Nuestra realidad actual es el resultado de cuarenta años de reformas neoliberales que derivaron en privatizaciones, competitividad sin precedentes en el ámbito laboral, desigualdad masiva, empobrecimiento generalizado, y guerras civiles y globales. En paralelo, vemos decaer las posibilidades de organización política autónoma – a excepción de áreas rurales que luchan de forma fragmentada por la auto-organización y contra megaproyectos que amenazan sus formas de vida. Mientras que la privatización de lo público ha traído desorden en las formas de politización, la mayoría de los esfuerzos colectivos están enfocados en luchas vacuas por “mejorar las democracias” con la libertad de expresión como su instrumento principal. Con la circulación de opiniones, denuncias, reclamos de resarcimiento y restitución, además de una sucesión interminable de destapes de escándalos (de la vida y obra de los) políticos –ningún CEO es figura pública–, la libertad de expresión, como un derecho concedido a los ciudadanos por la democracia, se ejerce actualmente en una esfera pública digitalizada y con nuevas dinámicas.

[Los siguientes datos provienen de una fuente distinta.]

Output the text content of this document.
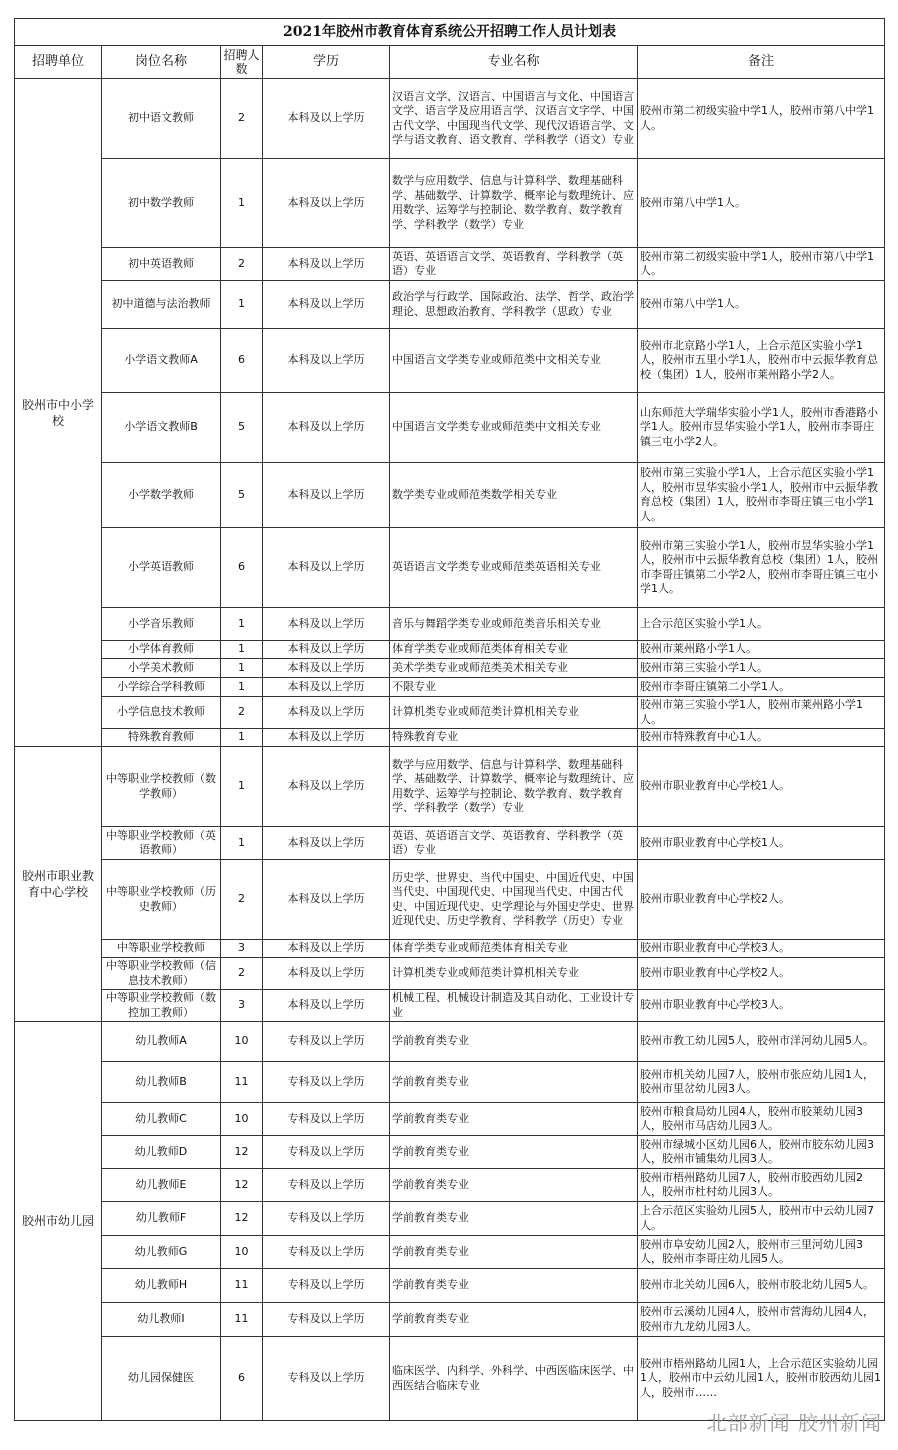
2021年胶州市教育体育系统公开招聘工作人员计划表					
招聘单位	岗位名称	招聘人数	学历	专业名称	备注
胶州市中小学校	初中语文教师	2	本科及以上学历	汉语言文学、汉语言、中国语言与文化、中国语言文学、语言学及应用语言学、汉语言文字学、中国古代文学、中国现当代文学、现代汉语语言学、文学与语文教育、语文教育、学科教学（语文）专业	胶州市第二初级实验中学1人，胶州市第八中学1人。
	初中数学教师	1	本科及以上学历	数学与应用数学、信息与计算科学、数理基础科学、基础数学、计算数学、概率论与数理统计、应用数学、运筹学与控制论、数学教育、数学教育学、学科教学（数学）专业	胶州市第八中学1人。
	初中英语教师	2	本科及以上学历	英语、英语语言文学、英语教育、学科教学（英语）专业	胶州市第二初级实验中学1人，胶州市第八中学1人。
	初中道德与法治教师	1	本科及以上学历	政治学与行政学、国际政治、法学、哲学、政治学理论、思想政治教育、学科教学（思政）专业	胶州市第八中学1人。
	小学语文教师A	6	本科及以上学历	中国语言文学类专业或师范类中文相关专业	胶州市北京路小学1人，上合示范区实验小学1人，胶州市五里小学1人，胶州市中云振华教育总校（集团）1人，胶州市莱州路小学2人。
	小学语文教师B	5	本科及以上学历	中国语言文学类专业或师范类中文相关专业	山东师范大学瑞华实验小学1人，胶州市香港路小学1人。胶州市昱华实验小学1人，胶州市李哥庄镇三屯小学2人。
	小学数学教师	5	本科及以上学历	数学类专业或师范类数学相关专业	胶州市第三实验小学1人，上合示范区实验小学1人，胶州市昱华实验小学1人，胶州市中云振华教育总校（集团）1人，胶州市李哥庄镇三屯小学1人。
	小学英语教师	6	本科及以上学历	英语语言文学类专业或师范类英语相关专业	胶州市第三实验小学1人，胶州市昱华实验小学1人，胶州市中云振华教育总校（集团）1人，胶州市李哥庄镇第二小学2人，胶州市李哥庄镇三屯小学1人。
	小学音乐教师	1	本科及以上学历	音乐与舞蹈学类专业或师范类音乐相关专业	上合示范区实验小学1人。
	小学体育教师	1	本科及以上学历	体育学类专业或师范类体育相关专业	胶州市莱州路小学1人。
	小学美术教师	1	本科及以上学历	美术学类专业或师范类美术相关专业	胶州市第三实验小学1人。
	小学综合学科教师	1	本科及以上学历	不限专业	胶州市李哥庄镇第二小学1人。
	小学信息技术教师	2	本科及以上学历	计算机类专业或师范类计算机相关专业	胶州市第三实验小学1人，胶州市莱州路小学1人。
	特殊教育教师	1	本科及以上学历	特殊教育专业	胶州市特殊教育中心1人。
胶州市职业教育中心学校	中等职业学校教师（数学教师）	1	本科及以上学历	数学与应用数学、信息与计算科学、数理基础科学、基础数学、计算数学、概率论与数理统计、应用数学、运筹学与控制论、数学教育、数学教育学、学科教学（数学）专业	胶州市职业教育中心学校1人。
	中等职业学校教师（英语教师）	1	本科及以上学历	英语、英语语言文学、英语教育、学科教学（英语）专业	胶州市职业教育中心学校1人。
	中等职业学校教师（历史教师）	2	本科及以上学历	历史学、世界史、当代中国史、中国近代史、中国当代史、中国现代史、中国现当代史、中国古代史、中国近现代史、史学理论与外国史学史、世界近现代史、历史学教育、学科教学（历史）专业	胶州市职业教育中心学校2人。
	中等职业学校教师	3	本科及以上学历	体育学类专业或师范类体育相关专业	胶州市职业教育中心学校3人。
	中等职业学校教师（信息技术教师）	2	本科及以上学历	计算机类专业或师范类计算机相关专业	胶州市职业教育中心学校2人。
	中等职业学校教师（数控加工教师）	3	本科及以上学历	机械工程、机械设计制造及其自动化、工业设计专业	胶州市职业教育中心学校3人。
胶州市幼儿园	幼儿教师A	10	专科及以上学历	学前教育类专业	胶州市教工幼儿园5人，胶州市洋河幼儿园5人。
	幼儿教师B	11	专科及以上学历	学前教育类专业	胶州市机关幼儿园7人，胶州市张应幼儿园1人，胶州市里岔幼儿园3人。
	幼儿教师C	10	专科及以上学历	学前教育类专业	胶州市粮食局幼儿园4人，胶州市胶莱幼儿园3人，胶州市马店幼儿园3人。
	幼儿教师D	12	专科及以上学历	学前教育类专业	胶州市绿城小区幼儿园6人，胶州市胶东幼儿园3人，胶州市铺集幼儿园3人。
	幼儿教师E	12	专科及以上学历	学前教育类专业	胶州市梧州路幼儿园7人，胶州市胶西幼儿园2人，胶州市杜村幼儿园3人。
	幼儿教师F	12	专科及以上学历	学前教育类专业	上合示范区实验幼儿园5人，胶州市中云幼儿园7人。
	幼儿教师G	10	专科及以上学历	学前教育类专业	胶州市阜安幼儿园2人，胶州市三里河幼儿园3人，胶州市李哥庄幼儿园5人。
	幼儿教师H	11	专科及以上学历	学前教育类专业	胶州市北关幼儿园6人，胶州市胶北幼儿园5人。
	幼儿教师I	11	专科及以上学历	学前教育类专业	胶州市云溪幼儿园4人，胶州市营海幼儿园4人，胶州市九龙幼儿园3人。
	幼儿园保健医	6	专科及以上学历	临床医学、内科学、外科学、中西医临床医学、中西医结合临床专业	胶州市梧州路幼儿园1人，上合示范区实验幼儿园1人，胶州市中云幼儿园1人，胶州市胶西幼儿园1人，胶州市……
北部新闻 胶州新闻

El concepto de esfera pública fue teorizado por Jürgen Habermas en 1962, quien la estableció como un espacio de participación en el espacio entre el Estado y la esfera privada. La esfera pública se inicia en el siglo XIX en salones, clubs literarios  y sociales y en la prensa para hacer públicos los intereses personales, económicos o sociales en relación a las políticas de Estado. La esfera pública delineada por Habermas (Öffentlichkeit) implicó el uso público de la razón que cuestiona, evalúa y critica la política y al Estado, derivando en opiniones públicas y organizaciones cívicas. Con la amplia difusión de la prensa, radio y televisión, a lo largo del siglo XX ésta se trasladó a los medios de comunicación de masas. Según la izquierda occidental, una vez que se lograra cierto alfabetismo audiovisual para deconstruir los mensaje hegemónicos encriptados en los medios masivos y que se rompiera su unilateralidad –es decir, se lograra que el receptor tuviera una vía directa de retroalimentación sobre la información que recibe y la posibilidad de producir contra-información­­–, los medios de comunicación podrían servir como herramienta de emancipación en tanto son un canal para visibilizar la injusticia, darle voz a los desposeídos, comunicar la indignación, informar sobre procesos corruptos, etc. En ese sentido, el internet venía a cumplir la utopía del potencial emancipador de los medios de comunicación de masas y de la esfera pública como su terreno. Hoy, gracias a departamentos universitarios de comunicaciones y estudios culturales, hemos aprendido a leer la ideología hegemónica encriptada en los medios. Y el internet aumentó las posibilidades de participación del colectivo en la nueva esfera pública: una esfera pública ideal descrita como horizontal por inclusiva y por que facilita la participación.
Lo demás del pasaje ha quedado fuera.